[responsivevoice_button voice=”Indonesian Female” buttontext=”Baca Artikel”]
KeuanganNegara.id – Badan Pengelola Dana Lingkungan Hidup (BPDLH) atau Indonesian Environment Fund (IEF) Kementerian Keuangan menyelenggarakan Kick Off Meeting pengelolaan dana lingkungan hidup yang ditujukan untuk mendukung program prioritas Kementerian/Lembaga, pada Kamis (27/05).
Acara dihadiri oleh para pejabat Kementerian/Lembaga yang menjadi anggota Komite Pengarah, yaitu Kemenko Bidang Perekonomian, Kementerian Keuangan, Kementerian PPN/Bappenas, Kementerian Lingkungan Hidup dan Kehutanan, Kementerian Dalam Negeri, Kementerian Energi dan Sumber Daya Mineral, Kementerian Perhubungan, Kementerian Pertanian, Kementerian Perindustrian, dan Kementerian Kelautan dan Perikanan.
“Dapat sampaikan bahwa kegiatan kita kick off meeting ini yang esensinya seperti yang disampaikan oleh Dirjen Perbendaharaan Bapak Hadiyanto tadi, yaitu ingin mengajak seluruh K/L untuk bersama-sama dalam membagi informasi dalam pengelolaan lingkungan hidup, juga membagi pengalaman untuk kita bersama-sama dalam mengatasi persoalan lingkungan hidup,” jelas Direktur Utama BPDLH Djoko Hendratto
Pandemi Covid-19 yang sudah terjadi lebih dari satu tahun telah berdampak pada kondisi perekonomian nasional dan global.
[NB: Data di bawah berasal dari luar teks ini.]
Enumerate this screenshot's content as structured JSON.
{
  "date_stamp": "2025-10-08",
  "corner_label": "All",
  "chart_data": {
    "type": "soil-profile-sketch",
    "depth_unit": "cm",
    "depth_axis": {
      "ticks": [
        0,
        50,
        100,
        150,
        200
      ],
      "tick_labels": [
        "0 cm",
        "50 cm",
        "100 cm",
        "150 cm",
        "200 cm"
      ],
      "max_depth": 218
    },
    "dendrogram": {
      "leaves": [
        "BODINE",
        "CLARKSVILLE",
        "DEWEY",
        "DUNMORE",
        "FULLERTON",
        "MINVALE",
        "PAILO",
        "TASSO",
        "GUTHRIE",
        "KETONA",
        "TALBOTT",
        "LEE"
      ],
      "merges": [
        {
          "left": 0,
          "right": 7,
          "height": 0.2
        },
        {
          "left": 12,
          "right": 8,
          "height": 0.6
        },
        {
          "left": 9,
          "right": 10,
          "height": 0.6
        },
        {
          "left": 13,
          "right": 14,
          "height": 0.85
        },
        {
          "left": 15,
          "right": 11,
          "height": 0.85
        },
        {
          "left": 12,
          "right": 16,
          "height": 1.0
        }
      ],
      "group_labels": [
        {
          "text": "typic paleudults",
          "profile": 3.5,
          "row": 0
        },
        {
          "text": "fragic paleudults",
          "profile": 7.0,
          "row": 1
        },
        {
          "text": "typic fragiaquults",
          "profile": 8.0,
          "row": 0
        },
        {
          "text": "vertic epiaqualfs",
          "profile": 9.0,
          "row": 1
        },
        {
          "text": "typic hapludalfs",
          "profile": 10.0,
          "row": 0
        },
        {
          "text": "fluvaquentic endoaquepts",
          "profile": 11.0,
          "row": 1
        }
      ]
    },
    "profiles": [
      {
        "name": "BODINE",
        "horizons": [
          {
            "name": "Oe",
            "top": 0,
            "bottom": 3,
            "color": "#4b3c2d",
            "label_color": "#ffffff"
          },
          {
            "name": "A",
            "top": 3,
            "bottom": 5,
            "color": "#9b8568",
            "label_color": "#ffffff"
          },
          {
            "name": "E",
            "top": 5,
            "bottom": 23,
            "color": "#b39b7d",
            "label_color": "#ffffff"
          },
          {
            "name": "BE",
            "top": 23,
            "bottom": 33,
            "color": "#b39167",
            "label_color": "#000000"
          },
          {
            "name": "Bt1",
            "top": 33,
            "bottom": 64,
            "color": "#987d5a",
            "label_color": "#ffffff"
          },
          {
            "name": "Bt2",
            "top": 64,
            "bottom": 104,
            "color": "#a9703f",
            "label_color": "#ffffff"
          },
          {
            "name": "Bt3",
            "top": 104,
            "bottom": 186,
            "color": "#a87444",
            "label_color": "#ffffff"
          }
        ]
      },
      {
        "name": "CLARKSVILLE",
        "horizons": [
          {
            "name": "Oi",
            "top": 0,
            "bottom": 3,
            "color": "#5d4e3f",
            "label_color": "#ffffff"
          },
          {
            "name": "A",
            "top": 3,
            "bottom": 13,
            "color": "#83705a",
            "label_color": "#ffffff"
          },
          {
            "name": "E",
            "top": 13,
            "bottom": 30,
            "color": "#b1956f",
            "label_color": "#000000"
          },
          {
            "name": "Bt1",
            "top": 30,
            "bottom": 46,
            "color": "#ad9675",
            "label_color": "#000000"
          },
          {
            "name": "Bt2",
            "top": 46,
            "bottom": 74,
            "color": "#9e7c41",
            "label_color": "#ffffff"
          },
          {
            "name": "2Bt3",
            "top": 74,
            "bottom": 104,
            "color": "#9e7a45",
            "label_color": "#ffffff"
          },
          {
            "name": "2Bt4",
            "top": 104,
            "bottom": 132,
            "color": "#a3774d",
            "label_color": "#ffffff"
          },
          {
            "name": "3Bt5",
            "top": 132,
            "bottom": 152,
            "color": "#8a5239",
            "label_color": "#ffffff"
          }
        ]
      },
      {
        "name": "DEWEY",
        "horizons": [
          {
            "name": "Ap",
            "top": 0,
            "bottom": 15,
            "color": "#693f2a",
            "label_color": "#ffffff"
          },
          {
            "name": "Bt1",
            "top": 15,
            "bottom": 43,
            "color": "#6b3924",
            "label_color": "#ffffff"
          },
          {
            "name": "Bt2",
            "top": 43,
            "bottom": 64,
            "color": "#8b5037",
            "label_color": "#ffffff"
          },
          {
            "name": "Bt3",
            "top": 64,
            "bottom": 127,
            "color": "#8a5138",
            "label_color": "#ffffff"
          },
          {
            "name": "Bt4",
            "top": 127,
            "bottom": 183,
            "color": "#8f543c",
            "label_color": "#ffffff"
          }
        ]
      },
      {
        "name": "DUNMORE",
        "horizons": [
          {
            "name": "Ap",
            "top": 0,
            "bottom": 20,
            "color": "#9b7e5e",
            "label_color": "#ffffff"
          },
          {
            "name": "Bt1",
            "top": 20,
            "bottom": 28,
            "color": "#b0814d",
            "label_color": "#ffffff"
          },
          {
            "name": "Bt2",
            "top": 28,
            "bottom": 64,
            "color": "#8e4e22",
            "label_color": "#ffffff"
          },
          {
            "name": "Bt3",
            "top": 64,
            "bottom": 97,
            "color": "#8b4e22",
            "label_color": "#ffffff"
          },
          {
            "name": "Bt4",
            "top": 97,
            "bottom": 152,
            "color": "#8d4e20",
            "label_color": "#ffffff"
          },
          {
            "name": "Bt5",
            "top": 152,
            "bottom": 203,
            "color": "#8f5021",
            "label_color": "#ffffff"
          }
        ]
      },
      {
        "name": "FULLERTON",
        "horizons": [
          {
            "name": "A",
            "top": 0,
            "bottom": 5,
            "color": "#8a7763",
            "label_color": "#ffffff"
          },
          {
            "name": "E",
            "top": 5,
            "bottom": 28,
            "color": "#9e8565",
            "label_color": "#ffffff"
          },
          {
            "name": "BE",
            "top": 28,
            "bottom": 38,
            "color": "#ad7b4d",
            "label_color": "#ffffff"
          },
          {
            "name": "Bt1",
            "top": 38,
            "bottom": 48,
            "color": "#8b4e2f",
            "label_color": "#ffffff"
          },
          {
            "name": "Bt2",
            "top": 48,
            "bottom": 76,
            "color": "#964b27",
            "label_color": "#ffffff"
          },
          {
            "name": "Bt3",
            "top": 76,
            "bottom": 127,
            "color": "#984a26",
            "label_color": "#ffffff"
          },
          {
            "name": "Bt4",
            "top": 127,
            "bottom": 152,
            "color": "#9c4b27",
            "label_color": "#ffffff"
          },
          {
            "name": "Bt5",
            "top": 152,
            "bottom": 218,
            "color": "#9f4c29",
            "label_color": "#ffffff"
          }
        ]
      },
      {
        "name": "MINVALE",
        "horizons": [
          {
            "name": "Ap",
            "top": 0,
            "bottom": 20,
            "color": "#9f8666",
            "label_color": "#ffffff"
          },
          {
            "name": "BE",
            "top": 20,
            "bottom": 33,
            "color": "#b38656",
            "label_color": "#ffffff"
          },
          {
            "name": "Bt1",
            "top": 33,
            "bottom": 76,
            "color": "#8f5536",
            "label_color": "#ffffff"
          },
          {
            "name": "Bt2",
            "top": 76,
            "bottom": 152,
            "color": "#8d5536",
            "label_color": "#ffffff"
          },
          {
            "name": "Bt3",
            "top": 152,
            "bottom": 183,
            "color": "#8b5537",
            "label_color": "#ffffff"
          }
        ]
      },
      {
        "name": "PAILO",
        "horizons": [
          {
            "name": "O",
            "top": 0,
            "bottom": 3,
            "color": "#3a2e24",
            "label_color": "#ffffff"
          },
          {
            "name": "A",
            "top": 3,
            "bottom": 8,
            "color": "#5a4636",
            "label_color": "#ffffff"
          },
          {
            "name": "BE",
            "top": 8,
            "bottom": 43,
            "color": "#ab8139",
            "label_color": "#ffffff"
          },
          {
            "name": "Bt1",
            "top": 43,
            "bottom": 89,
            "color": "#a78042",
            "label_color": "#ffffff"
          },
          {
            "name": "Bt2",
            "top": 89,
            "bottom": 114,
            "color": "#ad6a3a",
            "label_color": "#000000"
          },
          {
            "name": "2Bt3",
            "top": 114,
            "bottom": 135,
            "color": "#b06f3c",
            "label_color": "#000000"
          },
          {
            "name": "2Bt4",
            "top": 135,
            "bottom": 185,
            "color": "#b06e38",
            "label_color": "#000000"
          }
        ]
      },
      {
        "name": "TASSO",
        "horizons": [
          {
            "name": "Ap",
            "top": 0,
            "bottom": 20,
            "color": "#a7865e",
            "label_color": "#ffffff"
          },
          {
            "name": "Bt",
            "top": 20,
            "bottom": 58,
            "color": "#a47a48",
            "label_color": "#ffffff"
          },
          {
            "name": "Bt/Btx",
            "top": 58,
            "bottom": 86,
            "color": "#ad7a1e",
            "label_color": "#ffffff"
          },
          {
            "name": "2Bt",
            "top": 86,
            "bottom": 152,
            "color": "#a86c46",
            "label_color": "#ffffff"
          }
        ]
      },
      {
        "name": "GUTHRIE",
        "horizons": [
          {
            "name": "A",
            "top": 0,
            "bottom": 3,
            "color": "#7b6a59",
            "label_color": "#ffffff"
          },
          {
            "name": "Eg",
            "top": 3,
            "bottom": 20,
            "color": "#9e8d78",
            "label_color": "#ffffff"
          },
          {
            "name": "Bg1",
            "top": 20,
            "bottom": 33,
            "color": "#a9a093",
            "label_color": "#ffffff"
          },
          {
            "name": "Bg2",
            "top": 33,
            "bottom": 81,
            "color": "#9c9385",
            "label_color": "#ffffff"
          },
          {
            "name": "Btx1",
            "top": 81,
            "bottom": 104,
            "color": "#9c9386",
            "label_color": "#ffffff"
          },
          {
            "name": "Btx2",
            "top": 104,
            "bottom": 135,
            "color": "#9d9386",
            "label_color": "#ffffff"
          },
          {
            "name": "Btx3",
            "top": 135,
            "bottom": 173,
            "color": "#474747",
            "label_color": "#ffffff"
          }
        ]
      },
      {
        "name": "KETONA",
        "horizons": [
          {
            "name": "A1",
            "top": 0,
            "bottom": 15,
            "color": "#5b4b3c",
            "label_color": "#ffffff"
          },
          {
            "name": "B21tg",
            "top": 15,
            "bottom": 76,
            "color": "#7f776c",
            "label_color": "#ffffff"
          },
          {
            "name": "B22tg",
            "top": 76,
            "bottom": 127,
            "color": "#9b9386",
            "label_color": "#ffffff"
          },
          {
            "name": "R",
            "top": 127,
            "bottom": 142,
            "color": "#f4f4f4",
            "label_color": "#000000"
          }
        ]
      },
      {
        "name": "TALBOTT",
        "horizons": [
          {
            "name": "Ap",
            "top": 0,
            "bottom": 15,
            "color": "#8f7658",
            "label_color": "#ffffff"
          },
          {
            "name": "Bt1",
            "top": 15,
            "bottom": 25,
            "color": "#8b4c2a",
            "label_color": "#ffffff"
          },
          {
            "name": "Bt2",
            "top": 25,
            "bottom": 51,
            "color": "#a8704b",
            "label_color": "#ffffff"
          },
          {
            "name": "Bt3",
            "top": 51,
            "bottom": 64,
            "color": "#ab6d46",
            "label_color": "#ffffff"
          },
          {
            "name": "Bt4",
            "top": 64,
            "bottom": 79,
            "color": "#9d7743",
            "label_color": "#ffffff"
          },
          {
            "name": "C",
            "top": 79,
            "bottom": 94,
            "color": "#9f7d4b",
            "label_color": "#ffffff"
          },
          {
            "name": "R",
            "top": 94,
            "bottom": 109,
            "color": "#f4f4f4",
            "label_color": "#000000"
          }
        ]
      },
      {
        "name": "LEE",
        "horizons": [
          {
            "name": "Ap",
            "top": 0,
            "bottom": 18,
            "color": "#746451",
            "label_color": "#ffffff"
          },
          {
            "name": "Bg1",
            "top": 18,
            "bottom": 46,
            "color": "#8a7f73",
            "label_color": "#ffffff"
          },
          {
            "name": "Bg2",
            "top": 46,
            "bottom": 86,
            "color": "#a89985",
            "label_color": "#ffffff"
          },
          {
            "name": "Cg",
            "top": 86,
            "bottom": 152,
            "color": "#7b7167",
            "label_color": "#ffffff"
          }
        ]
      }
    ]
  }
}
Kondisi tersebut pada akhirnya berdampak juga pada penanganan masalah-masalah lingkungan hidup, termasuk pengendalian perubahan iklim karena terjadi perubahan peruntukan alokasi pendanaan yang umumnya dialokasikan untuk penanganan pandemi Covid-19, lanjut Djoko.
Dunia Internasional pun saat ini bersama-sama berusaha untuk menangani berbagai krisis lingkungan. Pertemuan negara-negara G7 bulan Mei, yang beranggotakan negara maju yang memiliki pengaruh cukup kuat terhadap perekonomian global, menghasilkan joint commitment untuk menuju zero net emission.
Merujuk mandat Paris Agreement disebutkan bahwa untuk menahan kenaikan suhu rata-rata global di bawah 2°C di atas suhu di masa pra-industrialisasi dan melanjutkan upaya untuk membatasi kenaikan suhu hingga 1,5°C di atas suhu di masa pra–industrialisasi, para negara anggota Paris Agreement diminta menetapkan target penurunan emisi yang dituangkan dalam Nationally Determined Contributions (NDCs).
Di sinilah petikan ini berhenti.